The lantern was the old gas type, and its mantles flared to life with a familiar hiss. In short order the glass cylinder enclosing the mantles was too hot to touch, and Rominy held the scarf near the light. “This is something we used to do as kids.”

“Hold scarves to lanterns?”

“Invisible ink. You can use juices, honey, diluted wine, urine, you name it. Coke, even. You mix with water, write, and let it dry. You can’t see it.”

“Until you heat it?”

“Yes. Voila!” Brown characters had appeared on the scarf. Rominy pulled it away and they read.

360/60/60=1”

“That’s perfectly clear,” Jake joked.

“No, it obviously means something. Is it a date? A year has 365 days, not 360.”

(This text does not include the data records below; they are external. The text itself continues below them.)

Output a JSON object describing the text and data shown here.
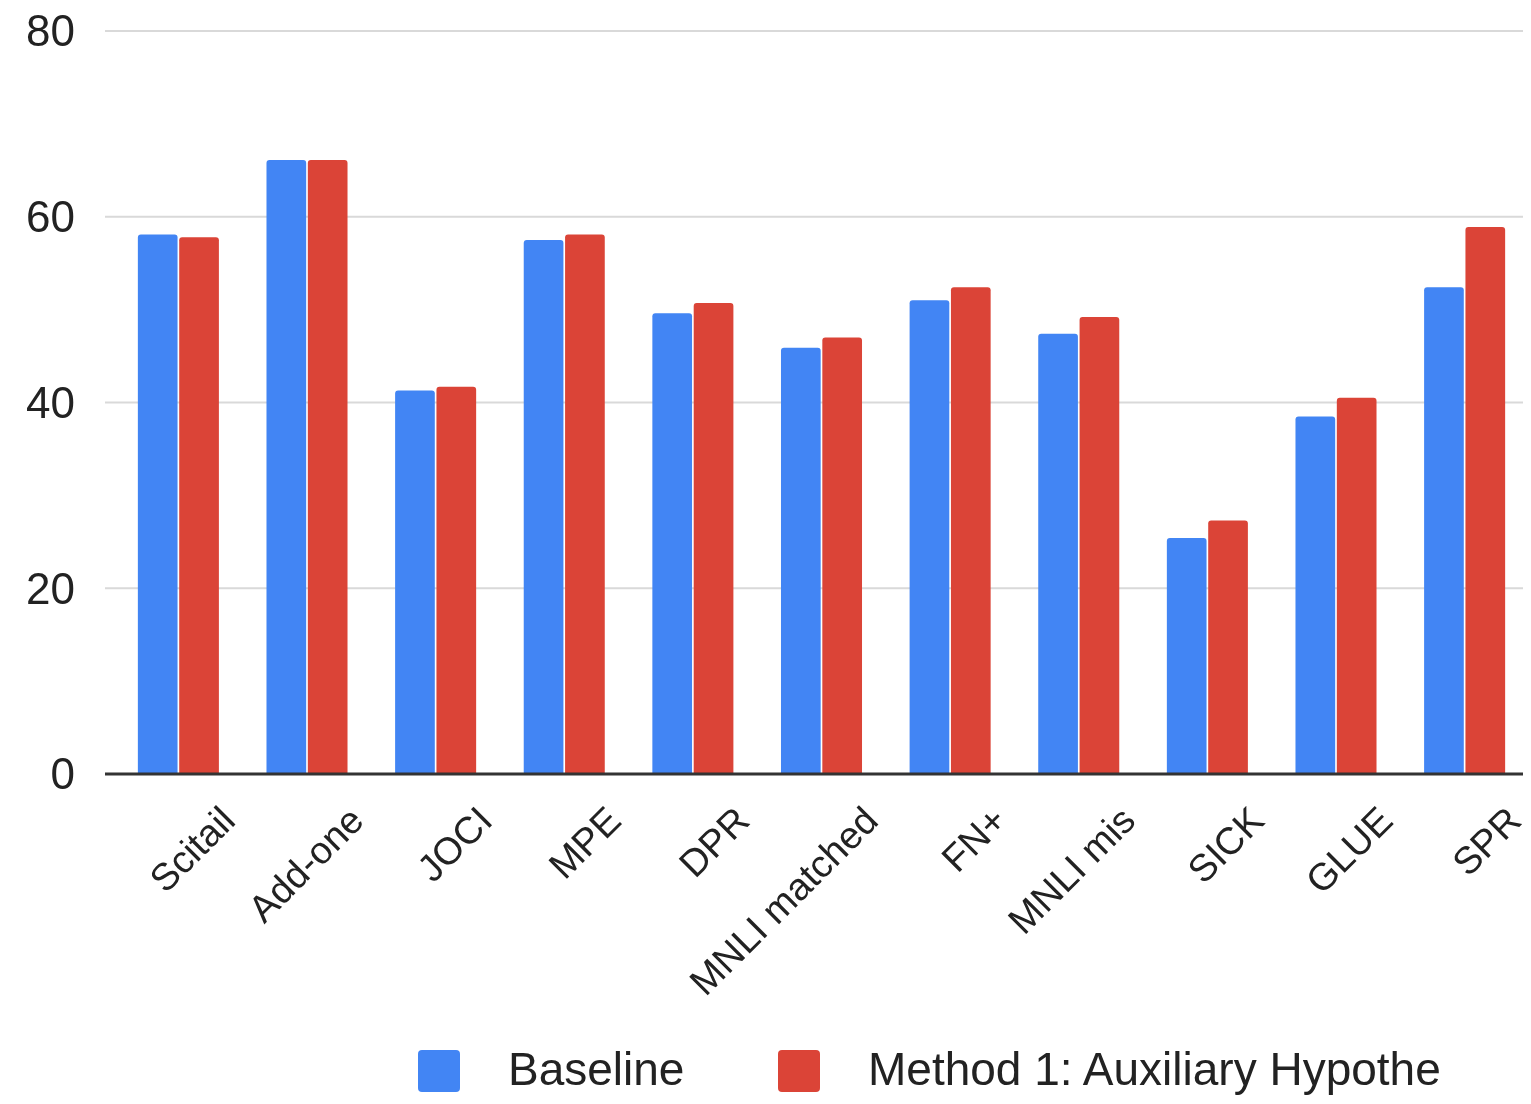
{
  "chart_data": {
    "type": "bar",
    "categories": [
      "Scitail",
      "Add-one",
      "JOCI",
      "MPE",
      "DPR",
      "MNLI matched",
      "FN+",
      "MNLI mis",
      "SICK",
      "GLUE",
      "SPR"
    ],
    "series": [
      {
        "name": "Baseline",
        "color": "#4285f4",
        "values": [
          58.1,
          66.1,
          41.3,
          57.5,
          49.6,
          45.9,
          51.0,
          47.4,
          25.4,
          38.5,
          52.4
        ]
      },
      {
        "name": "Method 1: Auxiliary Hypothe",
        "color": "#db4437",
        "values": [
          57.8,
          66.1,
          41.7,
          58.1,
          50.7,
          47.0,
          52.4,
          49.2,
          27.3,
          40.5,
          58.9
        ]
      }
    ],
    "ylim": [
      0,
      80
    ],
    "yticks": [
      0,
      20,
      40,
      60,
      80
    ],
    "grid": "y",
    "legend": "bottom"
  }
}
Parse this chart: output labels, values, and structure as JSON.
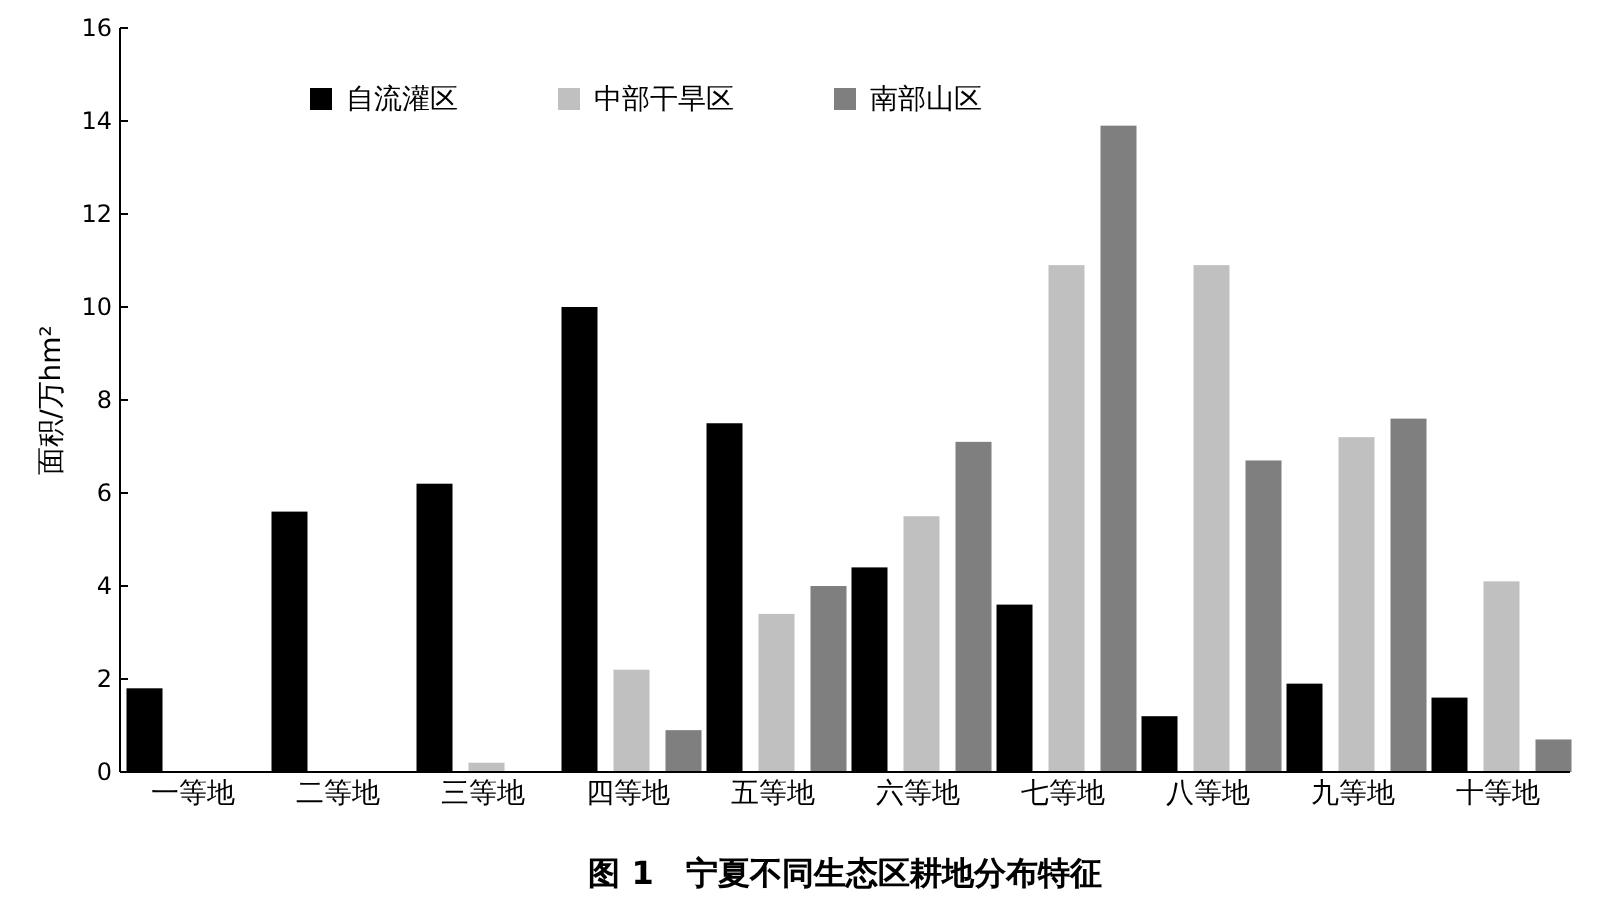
{
  "chart_data": {
    "type": "bar",
    "title": "图 1　宁夏不同生态区耕地分布特征",
    "ylabel": "面积/万hm²",
    "categories": [
      "一等地",
      "二等地",
      "三等地",
      "四等地",
      "五等地",
      "六等地",
      "七等地",
      "八等地",
      "九等地",
      "十等地"
    ],
    "series": [
      {
        "name": "自流灌区",
        "color": "#000000",
        "values": [
          1.8,
          5.6,
          6.2,
          10.0,
          7.5,
          4.4,
          3.6,
          1.2,
          1.9,
          1.6
        ]
      },
      {
        "name": "中部干旱区",
        "color": "#c0c0c0",
        "values": [
          null,
          null,
          0.2,
          2.2,
          3.4,
          5.5,
          10.9,
          10.9,
          7.2,
          4.1
        ]
      },
      {
        "name": "南部山区",
        "color": "#7f7f7f",
        "values": [
          null,
          null,
          null,
          0.9,
          4.0,
          7.1,
          13.9,
          6.7,
          7.6,
          0.7
        ]
      }
    ],
    "ylim": [
      0,
      16
    ],
    "yticks": [
      0,
      2,
      4,
      6,
      8,
      10,
      12,
      14,
      16
    ],
    "grid": false,
    "legend": "top"
  }
}
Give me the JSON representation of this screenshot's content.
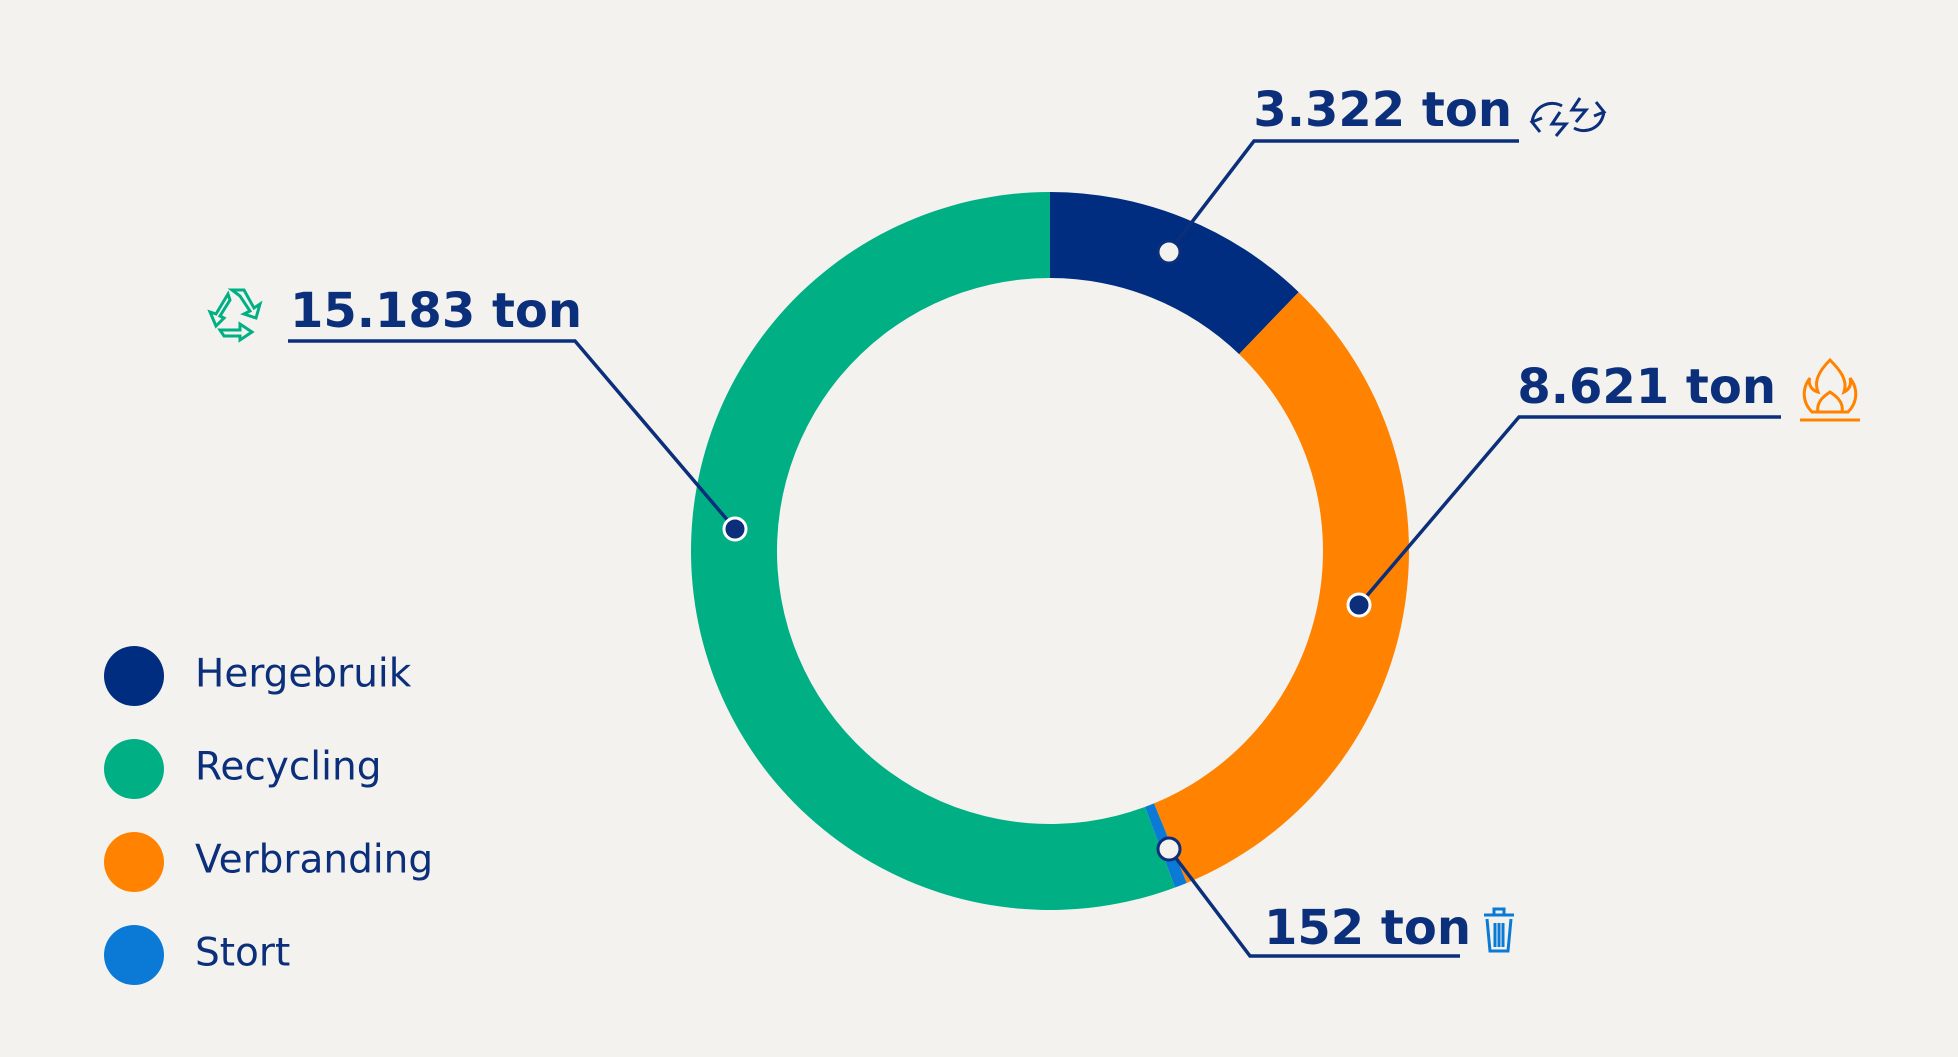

“The ancient Babylonians and Egyptians started with that as the length of the year, before astronomy was refined. And that’s why we use it for bearings today. I think three hundred sixty means degrees, like compass degrees. This is another bearing, perhaps. Sixty… plus sixty. That’s one hundred twenty, about opposite where the needle is fixed. And one is… I don’t know.”

“Why have another bearing?”

“To cross the first?”

“But it wouldn’t cross. It just leads in the opposite direction. That doesn’t help.”

“Let me think.” He pursed his lips, studying the relics, in a way she thought was irresistibly cute. Yes, she’d fallen. “Have you ever used a nautical chart?”

“No,” she said, silently condemning her own lack of caution in affairs of the heart, but then sometimes magic just happened, didn’t it? And…

“The nautical mile is based on the length of one-sixtieth of a degree, or one minute of one degree of latitude on the earth’s surface. That’s a distance just a little longer than our land mile.”

“But his invisible writing has two sixties.”

“Which would suggest a nautical second, which my boating days taught me is about a hundred feet. A hundred and one, I think.”

“So one inch on his map equals a hundred feet.”

“Is that all? That means to his fingerprint from the bullet hole is only a few hundred yards.”

She looked at the cloth again. “Wait. Is this another number?”

They peered. Less distinct than the first were more numerals:

72.1.

“Look at your contour map again.”

“So?”

“What if it’s seventy-two point one times a hundred and one feet? Where does that put us?”

He multiplied it out. “That’s seven thousand two hundred eighty-two feet. That could be”-he looked from modern map to Hood’s fingerprint and back again-“the far side of this peak here, Lookout Mountain and Teebone Ridge, toward Eldorado.”

“Plot it on your USGS map.”

“Here, about. Below Little Devil Peak, above Marble Creek Canyon.”

“And what are the coordinates?”

He read them off.

“I think that’s where we need to go,” she said. “A little tricky to find in the woods, I’m guessing.”

“Not necessarily,” he said. “I have GPS. We can use it to walk exactly to this spot.”

“Cool! Then what happens?”

“I don’t know. He seemed to go to a lot of trouble to plot this, but then make it obscure. If you didn’t have the contents of his safety deposit box, nothing would make sense. Maybe our interpretation is still off. But I think you’re on to something, Rominy. We follow this frozen bearing the required distance and find… treasure. Maybe.” His tone was cautious. He was trying to control his hope. “What are the coins for, then?”

Rominy thought a moment and then beamed, triumphant. “That’s easy. You said yourself these mountains are riddled with old mines. We’re going to find a gold mine!”

“I like your optimism.”

“Maybe he found something in Tibet to help him mine.”

“I’ll get the daypacks,” Jake said.

“I’ll clean up the breakfast. When you go out, could you check for ghosts and skinheads?”

“And raccoons.”

Jake had started a garbage sack the night before. He was out by his old truck, dragging stuff from his big toolbox and poking around in the cab, when Rominy stooped to scrape leftovers into the bag. She saw he’d lumped in some perfectly good recyclables: the spaghetti can and two plastic water bottles. Odd for a Seattle boy; he was no tree hugger. She decided to fish them out for proper disposal. When she did so, something small, round, and shiny dropped from some crumpled paper towels where it had been caught. Had Barrow lost a coin?

Diving past strands of spaghetti, she picked it up. Not a coin but some kind of small battery. Odd that he’d think to toss one here.